Injustice: Ground Zero #7 review

Injustice Ground Zero 7

Sometimes (like, oh, right now), Injustice: Ground Zero feels like it just wants so desperately to break out into a slapdash heist movie full of colorful and zany hijinks. Part of that, naturally, is the fact that Harley Quinn is narrating this tale and she’s pretty slapdash and zany and hijinky most of the time–she’s Harley!

Issue No. 7 combines Digital Firsts 13 & 14 (“Let’s have a War” parts 1 & 2), and on some level I kind of just wish the book would give into a broad slap-sticky aesthetic. Because where it is now, it just sort of straddles two worlds: Harley’s insanity–or, I should say dual insanity wherein she’s rollicking along on this crazy adventure, but where she’s also providing some narrative analysis to the events we are watching unfold, and this business of, you know, trying to stop SuperNazi from taking over the universe.

Some of it is brilliant and works on all levels. Harley running a commentary on the absurdity of Superhero fights this go-round is a refreshing bit of self-awareness in an industry that seems to take itself way too seriously in most of its venues. There’s also her painful push and pull relationship with the Joker: once again, we have to suffer her naivete as the Joker talks her into being his thrall even though she knows (as she’s doing it!) that’s it’s a stupid and pointless and destructive choice.

But other moments aren’t quite as successful. Non-pancake JLA’s plot to infiltrate the Hall of Justice and gain access to the tower while Harley is simultaneously moving in to assassinate the Joker should work: it’s an absurd juxtaposition of all of these characters converging on this location with very particularly dramatic intent.

And with art like this it’s hard to keep a straight face: is that his foot???

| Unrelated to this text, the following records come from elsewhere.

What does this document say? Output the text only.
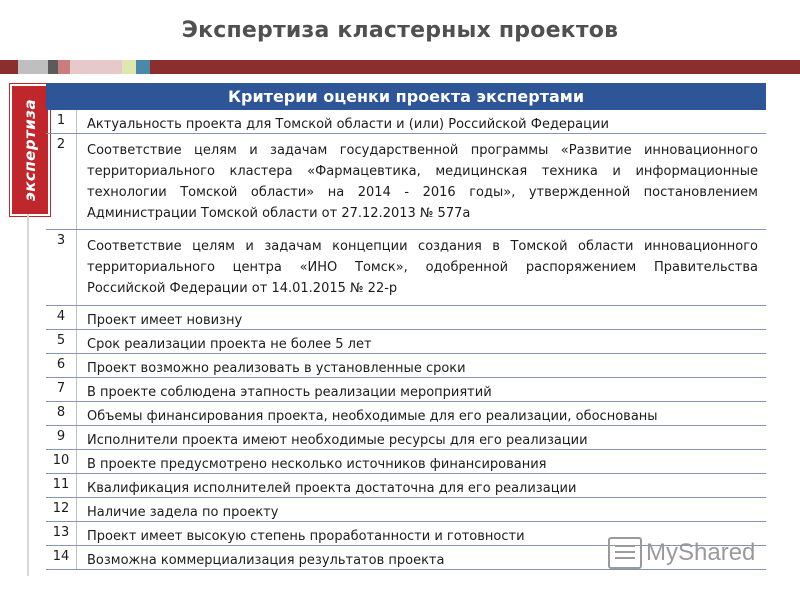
Экспертиза кластерных проектов
экспертиза
Критерии оценки проекта экспертами
1	Актуальность проекта для Томской области и (или) Российской Федерации
2	Соответствие целям и задачам государственной программы «Развитие инновационного территориального кластера «Фармацевтика, медицинская техника и информационные технологии Томской области» на 2014 - 2016 годы», утвержденной постановлением Администрации Томской области от 27.12.2013 № 577а
3	Соответствие целям и задачам концепции создания в Томской области инновационного территориального центра «ИНО Томск», одобренной распоряжением Правительства Российской Федерации от 14.01.2015 № 22-р
4	Проект имеет новизну
5	Срок реализации проекта не более 5 лет
6	Проект возможно реализовать в установленные сроки
7	В проекте соблюдена этапность реализации мероприятий
8	Объемы финансирования проекта, необходимые для его реализации, обоснованы
9	Исполнители проекта имеют необходимые ресурсы для его реализации
10	В проекте предусмотрено несколько источников финансирования
11	Квалификация исполнителей проекта достаточна для его реализации
12	Наличие задела по проекту
13	Проект имеет высокую степень проработанности и готовности
14	Возможна коммерциализация результатов проекта	MyShared
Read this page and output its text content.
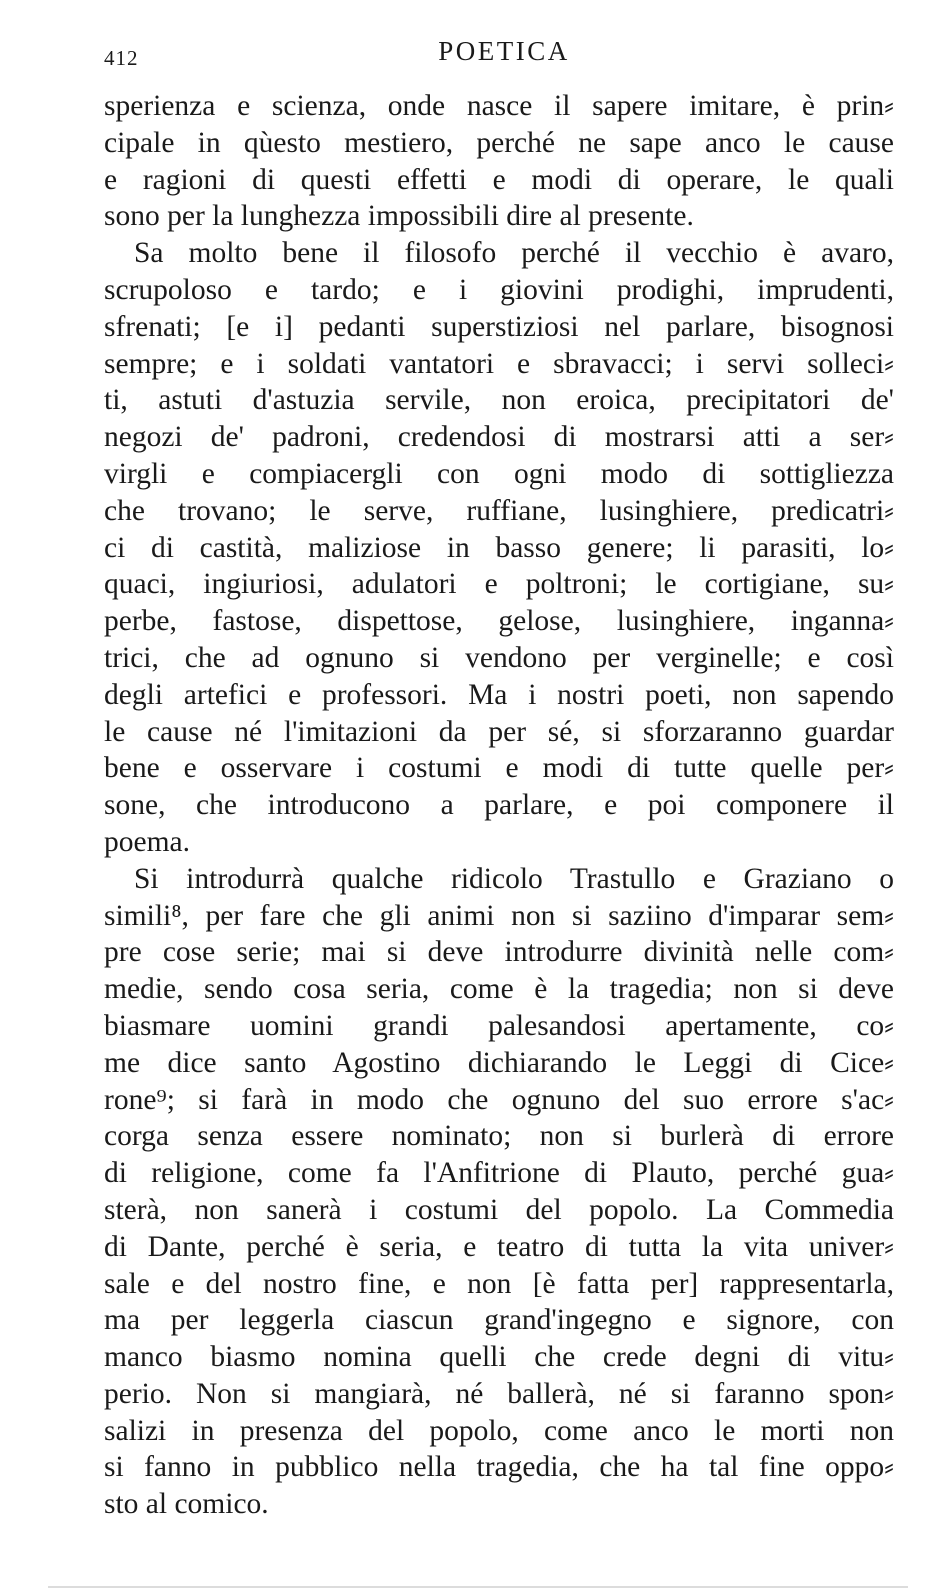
412	POETICA
sperienza e scienza, onde nasce il sapere imitare, è prin⸗
cipale in qùesto mestiero, perché ne sape anco le cause
e ragioni di questi effetti e modi di operare, le quali
sono per la lunghezza impossibili dire al presente.
Sa molto bene il filosofo perché il vecchio è avaro,
scrupoloso e tardo; e i giovini prodighi, imprudenti,
sfrenati; [e i] pedanti superstiziosi nel parlare, bisognosi
sempre; e i soldati vantatori e sbravacci; i servi solleci⸗
ti, astuti d'astuzia servile, non eroica, precipitatori de'
negozi de' padroni, credendosi di mostrarsi atti a ser⸗
virgli e compiacergli con ogni modo di sottigliezza
che trovano; le serve, ruffiane, lusinghiere, predicatri⸗
ci di castità, maliziose in basso genere; li parasiti, lo⸗
quaci, ingiuriosi, adulatori e poltroni; le cortigiane, su⸗
perbe, fastose, dispettose, gelose, lusinghiere, inganna⸗
trici, che ad ognuno si vendono per verginelle; e così
degli artefici e professori. Ma i nostri poeti, non sapendo
le cause né l'imitazioni da per sé, si sforzaranno guardar
bene e osservare i costumi e modi di tutte quelle per⸗
sone, che introducono a parlare, e poi componere il
poema.
Si introdurrà qualche ridicolo Trastullo e Graziano o
simili⁸, per fare che gli animi non si saziino d'imparar sem⸗
pre cose serie; mai si deve introdurre divinità nelle com⸗
medie, sendo cosa seria, come è la tragedia; non si deve
biasmare uomini grandi palesandosi apertamente, co⸗
me dice santo Agostino dichiarando le Leggi di Cice⸗
rone⁹; si farà in modo che ognuno del suo errore s'ac⸗
corga senza essere nominato; non si burlerà di errore
di religione, come fa l'Anfitrione di Plauto, perché gua⸗
sterà, non sanerà i costumi del popolo. La Commedia
di Dante, perché è seria, e teatro di tutta la vita univer⸗
sale e del nostro fine, e non [è fatta per] rappresentarla,
ma per leggerla ciascun grand'ingegno e signore, con
manco biasmo nomina quelli che crede degni di vitu⸗
perio. Non si mangiarà, né ballerà, né si faranno spon⸗
salizi in presenza del popolo, come anco le morti non
si fanno in pubblico nella tragedia, che ha tal fine oppo⸗
sto al comico.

Also, there’s just too many questions!

Like maybe I should stop wondering about the vagaries of Harley’s mindset, but her flip to deciding to kill the Joker seems to just come out of nowhere–randomly and conveniently. Her phone call to Ivy is straight out of the cartoon series: “I’m off to kill the Joker!” “Okay! Have fun storming the Hall of Justice!”.

It doesn’t really work for me. It takes all the gravity of the circumstances out of the picture and makes it hard to feel any particular empathy for Harley or that there are stakes here worth worrying about.

And on the other hand, it’s so ludicrous it’s kind of fun

At some point you just have to throw up your hands and accept that Christopher Sebala is perhaps just having some fun with Brian Buccellato’s story. That the broader picture really is intended to be this ridiculous. I had to laugh at Green Arrow taking out Black Adam. I had to laugh at Cyborg battling himself. And the absurdity of “Pancake” Batman vs. the other Batman.

And part of me is very excited to see what happens when the two Dark Knights finally meet.

Superman continues to be a bore. A nasty bore. That’s like a herbivore, but it still eats meat and has as one of its defining superpowers a super-grudge against the world.

Tom Derenick and Pop Mhani share art duties and I would say they make a generally good tag-team with a fairly consistent art style between them.  I thought Mhan’s Joker lacked presence in the second half of the book and some of his action (particularly with Harley Quinn and the soldiers) felt a little too sketched in, not well grounded in the environment, overall too loose.  Lots of nice Batmobile porn, though, for those of you who are into that!

I worry a little, in terms of the art, about differentiating pancake world from the other–Flash mistakes new Cyborg for old and to be honest, I’m having a hard time telling them apart as well sometimes. The costuming should clue us in, but it’s not always as clean or clear as we could hope and sometimes getting through a scene is as much an exercise in discerning context as anything else. This becomes doubly tricky when, again, Harley is narrating and what she says is sometimes a direct contradiction to what’s going on.

In a weird way, the whole story at this point feels like it would be better told in a moving medium–like say the cutscenes of game.

Recommended If…

  • You like lots of mayhem: characters everywhere and chaos reigns!
  • Harley and Joker: same as always!
  • So much Batmobile porn. Like seriously: full lovingly rendered shots of Burtonesquemobiles!

Overall

Christopher Sebala and Brian Buccellatto are having fun with this, but it occasionally feels borderline incoherent in terms of tone. If you just let go of all expectations, you can sail along with Harley and let the good times roll.  But if you’re trying to make sense of the plan (or hoping the plan isn’t so facile that its success seems a forgone conclusion) you might find yourself frustrated by many questions: why is the Hall of Justice unguarded? Where is all this kryptonite that no one seems to be using against Bad Superman? Whatever happened to Damian in the Batcave? Did Green Arrow really just shoot Black Adam out of the sky like a sparrow?  Like I said: there’s plenty to roll with here and the inevitable team up of Batman and Batman is hopefully worth the wait, but there are a whole of the threads just sort of dangling at the moment.